Онлайн книга «Расшифровка»

Cтраница 53

Но хотя все заботились о Жун Цзиньчжэне, жилось ему, по-моему, несладко. Я несколько раз видел его в окно: он сидел оцепенело, с пустым взглядом, неподвижный как статуя, только руки постоянно дрожали, словно от сильного потрясения. По вечерам в мирных белых стенах часто раздавался его старческий кашель, такой, что казалось, будто кто-то безостановочно хлещет его плетью. Ночью, когда все вокруг затихало, из соседней палаты порой доносились всхлипы, похожие на звуки медной соны [49]. Отец сказал, что Жун Цзиньчжэнь плачет во сне.

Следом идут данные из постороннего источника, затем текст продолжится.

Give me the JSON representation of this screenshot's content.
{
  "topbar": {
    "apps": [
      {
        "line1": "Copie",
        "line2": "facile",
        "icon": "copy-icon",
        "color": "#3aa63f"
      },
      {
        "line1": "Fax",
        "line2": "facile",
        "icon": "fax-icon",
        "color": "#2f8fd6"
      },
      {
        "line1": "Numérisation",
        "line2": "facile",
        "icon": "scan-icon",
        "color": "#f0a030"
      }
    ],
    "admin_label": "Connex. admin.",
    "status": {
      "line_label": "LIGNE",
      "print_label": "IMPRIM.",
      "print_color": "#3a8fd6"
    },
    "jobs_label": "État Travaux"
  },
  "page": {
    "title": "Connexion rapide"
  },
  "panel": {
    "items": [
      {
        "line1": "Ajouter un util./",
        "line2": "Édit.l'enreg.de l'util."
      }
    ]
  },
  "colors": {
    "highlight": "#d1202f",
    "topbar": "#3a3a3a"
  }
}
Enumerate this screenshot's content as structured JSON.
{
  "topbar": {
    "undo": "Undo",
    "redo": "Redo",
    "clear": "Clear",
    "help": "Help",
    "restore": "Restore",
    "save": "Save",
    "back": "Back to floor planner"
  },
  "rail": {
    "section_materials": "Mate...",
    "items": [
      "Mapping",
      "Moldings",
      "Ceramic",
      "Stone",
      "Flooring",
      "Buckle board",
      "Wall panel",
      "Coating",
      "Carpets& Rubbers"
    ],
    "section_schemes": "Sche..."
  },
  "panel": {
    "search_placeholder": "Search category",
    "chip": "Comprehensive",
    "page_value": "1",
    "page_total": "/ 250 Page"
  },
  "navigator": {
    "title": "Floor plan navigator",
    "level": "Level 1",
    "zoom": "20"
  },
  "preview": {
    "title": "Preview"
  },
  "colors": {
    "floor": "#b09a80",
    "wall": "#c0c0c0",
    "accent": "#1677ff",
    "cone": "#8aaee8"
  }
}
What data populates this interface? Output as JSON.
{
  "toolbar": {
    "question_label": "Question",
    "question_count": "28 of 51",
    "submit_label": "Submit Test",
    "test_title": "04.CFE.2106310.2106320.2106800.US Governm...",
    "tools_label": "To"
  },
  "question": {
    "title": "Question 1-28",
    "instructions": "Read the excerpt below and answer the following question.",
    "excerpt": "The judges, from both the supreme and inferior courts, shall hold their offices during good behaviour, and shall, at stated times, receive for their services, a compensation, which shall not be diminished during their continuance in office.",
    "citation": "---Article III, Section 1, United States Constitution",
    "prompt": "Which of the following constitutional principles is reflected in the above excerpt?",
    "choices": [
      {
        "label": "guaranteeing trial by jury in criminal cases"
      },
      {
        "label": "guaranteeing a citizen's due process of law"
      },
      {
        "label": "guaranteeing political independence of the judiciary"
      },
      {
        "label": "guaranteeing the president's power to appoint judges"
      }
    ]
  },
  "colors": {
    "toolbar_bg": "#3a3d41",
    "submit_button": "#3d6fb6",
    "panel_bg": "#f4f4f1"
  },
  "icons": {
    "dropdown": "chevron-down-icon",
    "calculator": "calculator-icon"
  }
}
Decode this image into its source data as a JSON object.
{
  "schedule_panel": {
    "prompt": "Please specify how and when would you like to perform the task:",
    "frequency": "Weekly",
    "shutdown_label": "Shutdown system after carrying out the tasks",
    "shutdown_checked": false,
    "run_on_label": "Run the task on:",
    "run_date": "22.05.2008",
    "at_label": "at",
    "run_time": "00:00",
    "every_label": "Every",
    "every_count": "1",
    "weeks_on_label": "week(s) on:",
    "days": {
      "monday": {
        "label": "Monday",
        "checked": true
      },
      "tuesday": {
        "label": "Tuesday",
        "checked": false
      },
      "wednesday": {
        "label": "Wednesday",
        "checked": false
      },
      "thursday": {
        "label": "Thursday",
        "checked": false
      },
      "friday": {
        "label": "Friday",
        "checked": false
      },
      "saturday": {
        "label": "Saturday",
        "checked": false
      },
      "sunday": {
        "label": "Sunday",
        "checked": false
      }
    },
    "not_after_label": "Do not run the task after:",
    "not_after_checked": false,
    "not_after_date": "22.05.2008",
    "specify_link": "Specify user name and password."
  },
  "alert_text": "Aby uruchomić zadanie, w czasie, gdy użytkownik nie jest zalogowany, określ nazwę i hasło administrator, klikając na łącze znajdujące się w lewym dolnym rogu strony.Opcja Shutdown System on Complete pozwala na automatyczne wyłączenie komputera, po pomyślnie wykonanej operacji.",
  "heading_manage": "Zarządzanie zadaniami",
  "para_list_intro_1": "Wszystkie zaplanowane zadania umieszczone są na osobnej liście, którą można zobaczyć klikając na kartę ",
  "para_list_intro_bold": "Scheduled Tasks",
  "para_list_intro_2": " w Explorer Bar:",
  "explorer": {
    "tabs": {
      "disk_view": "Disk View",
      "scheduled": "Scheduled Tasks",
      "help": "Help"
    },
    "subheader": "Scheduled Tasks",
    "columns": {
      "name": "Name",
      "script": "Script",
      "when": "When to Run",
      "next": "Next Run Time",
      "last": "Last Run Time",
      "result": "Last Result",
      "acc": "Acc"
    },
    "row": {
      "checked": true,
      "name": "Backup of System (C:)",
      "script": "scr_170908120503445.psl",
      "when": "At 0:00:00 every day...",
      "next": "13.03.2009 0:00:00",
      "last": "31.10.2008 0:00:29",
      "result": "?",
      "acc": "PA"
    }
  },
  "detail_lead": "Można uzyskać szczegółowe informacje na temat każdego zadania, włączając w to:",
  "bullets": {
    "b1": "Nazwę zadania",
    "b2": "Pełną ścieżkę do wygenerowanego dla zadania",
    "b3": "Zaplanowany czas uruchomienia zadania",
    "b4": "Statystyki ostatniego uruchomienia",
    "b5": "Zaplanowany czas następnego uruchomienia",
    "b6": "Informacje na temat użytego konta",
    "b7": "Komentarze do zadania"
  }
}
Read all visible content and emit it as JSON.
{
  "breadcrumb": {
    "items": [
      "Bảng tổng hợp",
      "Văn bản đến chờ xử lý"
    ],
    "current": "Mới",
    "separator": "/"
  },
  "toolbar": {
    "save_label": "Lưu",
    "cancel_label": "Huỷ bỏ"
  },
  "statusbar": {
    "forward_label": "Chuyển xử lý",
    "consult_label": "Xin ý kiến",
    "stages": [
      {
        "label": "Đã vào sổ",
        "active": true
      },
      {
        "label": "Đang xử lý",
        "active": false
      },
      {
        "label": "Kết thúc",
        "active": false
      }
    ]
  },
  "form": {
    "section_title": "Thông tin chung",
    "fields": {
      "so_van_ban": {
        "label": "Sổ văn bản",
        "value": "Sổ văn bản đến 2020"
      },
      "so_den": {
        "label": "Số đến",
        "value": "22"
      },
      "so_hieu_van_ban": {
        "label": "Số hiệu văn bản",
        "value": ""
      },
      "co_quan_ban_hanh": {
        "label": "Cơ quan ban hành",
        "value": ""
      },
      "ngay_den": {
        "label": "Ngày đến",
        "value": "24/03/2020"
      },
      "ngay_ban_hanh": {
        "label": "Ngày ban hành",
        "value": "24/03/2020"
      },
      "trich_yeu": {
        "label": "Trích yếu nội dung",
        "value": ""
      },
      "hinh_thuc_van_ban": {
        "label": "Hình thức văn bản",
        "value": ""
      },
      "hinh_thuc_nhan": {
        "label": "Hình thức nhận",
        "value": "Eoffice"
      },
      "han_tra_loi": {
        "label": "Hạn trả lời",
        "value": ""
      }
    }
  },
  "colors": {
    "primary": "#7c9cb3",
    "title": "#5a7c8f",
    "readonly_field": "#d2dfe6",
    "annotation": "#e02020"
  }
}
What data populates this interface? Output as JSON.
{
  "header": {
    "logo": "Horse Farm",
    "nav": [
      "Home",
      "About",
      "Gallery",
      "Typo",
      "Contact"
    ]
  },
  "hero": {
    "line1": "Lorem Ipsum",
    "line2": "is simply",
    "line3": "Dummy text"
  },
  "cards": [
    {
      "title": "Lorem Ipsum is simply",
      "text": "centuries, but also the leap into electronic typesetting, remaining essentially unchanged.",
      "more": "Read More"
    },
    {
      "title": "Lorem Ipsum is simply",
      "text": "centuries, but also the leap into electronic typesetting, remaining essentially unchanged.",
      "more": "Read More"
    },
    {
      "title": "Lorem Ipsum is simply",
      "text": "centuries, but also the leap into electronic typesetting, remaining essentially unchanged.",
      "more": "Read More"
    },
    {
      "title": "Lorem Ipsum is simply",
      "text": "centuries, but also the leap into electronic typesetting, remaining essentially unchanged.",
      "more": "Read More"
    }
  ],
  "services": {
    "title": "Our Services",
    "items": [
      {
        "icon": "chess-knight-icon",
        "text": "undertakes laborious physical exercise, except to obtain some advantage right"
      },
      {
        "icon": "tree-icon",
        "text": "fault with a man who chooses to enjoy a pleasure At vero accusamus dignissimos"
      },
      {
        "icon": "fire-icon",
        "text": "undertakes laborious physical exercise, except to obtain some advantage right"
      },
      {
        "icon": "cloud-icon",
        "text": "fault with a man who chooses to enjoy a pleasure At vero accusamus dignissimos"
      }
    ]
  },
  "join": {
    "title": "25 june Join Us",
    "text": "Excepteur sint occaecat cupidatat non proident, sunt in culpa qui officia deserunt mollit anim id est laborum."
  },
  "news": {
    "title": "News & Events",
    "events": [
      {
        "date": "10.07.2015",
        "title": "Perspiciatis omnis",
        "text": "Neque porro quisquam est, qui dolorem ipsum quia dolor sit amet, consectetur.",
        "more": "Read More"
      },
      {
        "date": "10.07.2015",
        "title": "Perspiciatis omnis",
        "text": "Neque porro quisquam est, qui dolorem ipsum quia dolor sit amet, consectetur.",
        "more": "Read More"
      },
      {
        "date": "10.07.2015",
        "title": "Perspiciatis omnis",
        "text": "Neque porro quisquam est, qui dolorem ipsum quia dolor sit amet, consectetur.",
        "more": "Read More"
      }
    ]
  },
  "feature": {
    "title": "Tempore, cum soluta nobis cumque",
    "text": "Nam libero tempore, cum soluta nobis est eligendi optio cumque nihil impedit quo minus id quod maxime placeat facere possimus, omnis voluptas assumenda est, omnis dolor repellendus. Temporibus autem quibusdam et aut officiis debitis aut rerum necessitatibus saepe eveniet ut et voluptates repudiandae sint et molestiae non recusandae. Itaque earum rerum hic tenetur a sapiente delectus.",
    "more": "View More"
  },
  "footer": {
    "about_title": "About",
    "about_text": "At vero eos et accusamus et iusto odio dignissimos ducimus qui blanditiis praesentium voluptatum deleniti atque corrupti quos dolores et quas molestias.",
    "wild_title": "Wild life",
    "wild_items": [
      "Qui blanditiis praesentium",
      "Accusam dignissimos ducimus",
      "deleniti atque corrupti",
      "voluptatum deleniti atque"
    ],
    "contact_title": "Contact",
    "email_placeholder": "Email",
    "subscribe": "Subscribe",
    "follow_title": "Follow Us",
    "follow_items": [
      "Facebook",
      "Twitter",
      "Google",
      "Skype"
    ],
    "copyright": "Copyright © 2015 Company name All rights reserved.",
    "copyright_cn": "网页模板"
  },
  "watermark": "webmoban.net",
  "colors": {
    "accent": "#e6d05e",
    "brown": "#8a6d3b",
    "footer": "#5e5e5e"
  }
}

Однажды мы с Жун Цзиньчжэнем случайно встретились в столовой, он сел напротив меня, сгорбленный, с опущенной головой, недвижный, точно какая-то вещь – может быть, тюк одежды? У него был жалкий вид, на лице отпечатались безжалостные следы времени. Я молча поглядывал на него и вспоминал рассказы отца, думая: вот, этот человек когда-то был молодым, молодым и талантливым, героем специального отдела, тем, кто внес великий вклад в работу 701-го. А теперь он постарел, превратился в ментального инвалида, сжался под давлением беспощадных лет, истончился до костей (он был страшно худ), сточился, как камень бегущей водой, как легенда людскими поколениями – до лаконичного чэнъюя. В полумраке столовой он казался древним, пугающе древним, столетним стариком, который может покинуть нас в любую минуту.

Сперва он не поднимал головы и не замечал, что я за ним наблюдаю; он доел, встал и уже собирался уйти, как вдруг наши глаза случайно встретились. Его взгляд загорелся, словно он внезапно ожил, и он медленно, шаг за шагом, как робот, двинулся на меня. Лицо его омрачало горе, он походил на нищего, который бредет к своему благодетелю за подаянием. Подойдя ко мне, он уставился на меня неподвижным рыбьим взглядом, протянул руки, как будто вымаливал милостыню, и с трудом выговорил дрожащими губами:

–Блокнот, блокнот, блокнот…

От неожиданности я перепугался так, что совсем растерялся; к счастью, на подмогу прибежала дежурная сестра. Ведомый и утешаемый медсестрой, Жун Цзиньчжэнь, глядя снизу вверх то на нее, то обратно на меня, то и дело замирая опять на месте, все же пошел к двери и наконец скрылся в темноте.

Уже потом отец объяснил: как только Жун Цзиньчжэнь замечал, что на него смотрят, неважно, кто именно, он тут же подходил спросить про свой блокнот, точно его давняя пропажа крылась там, в чужом взгляде.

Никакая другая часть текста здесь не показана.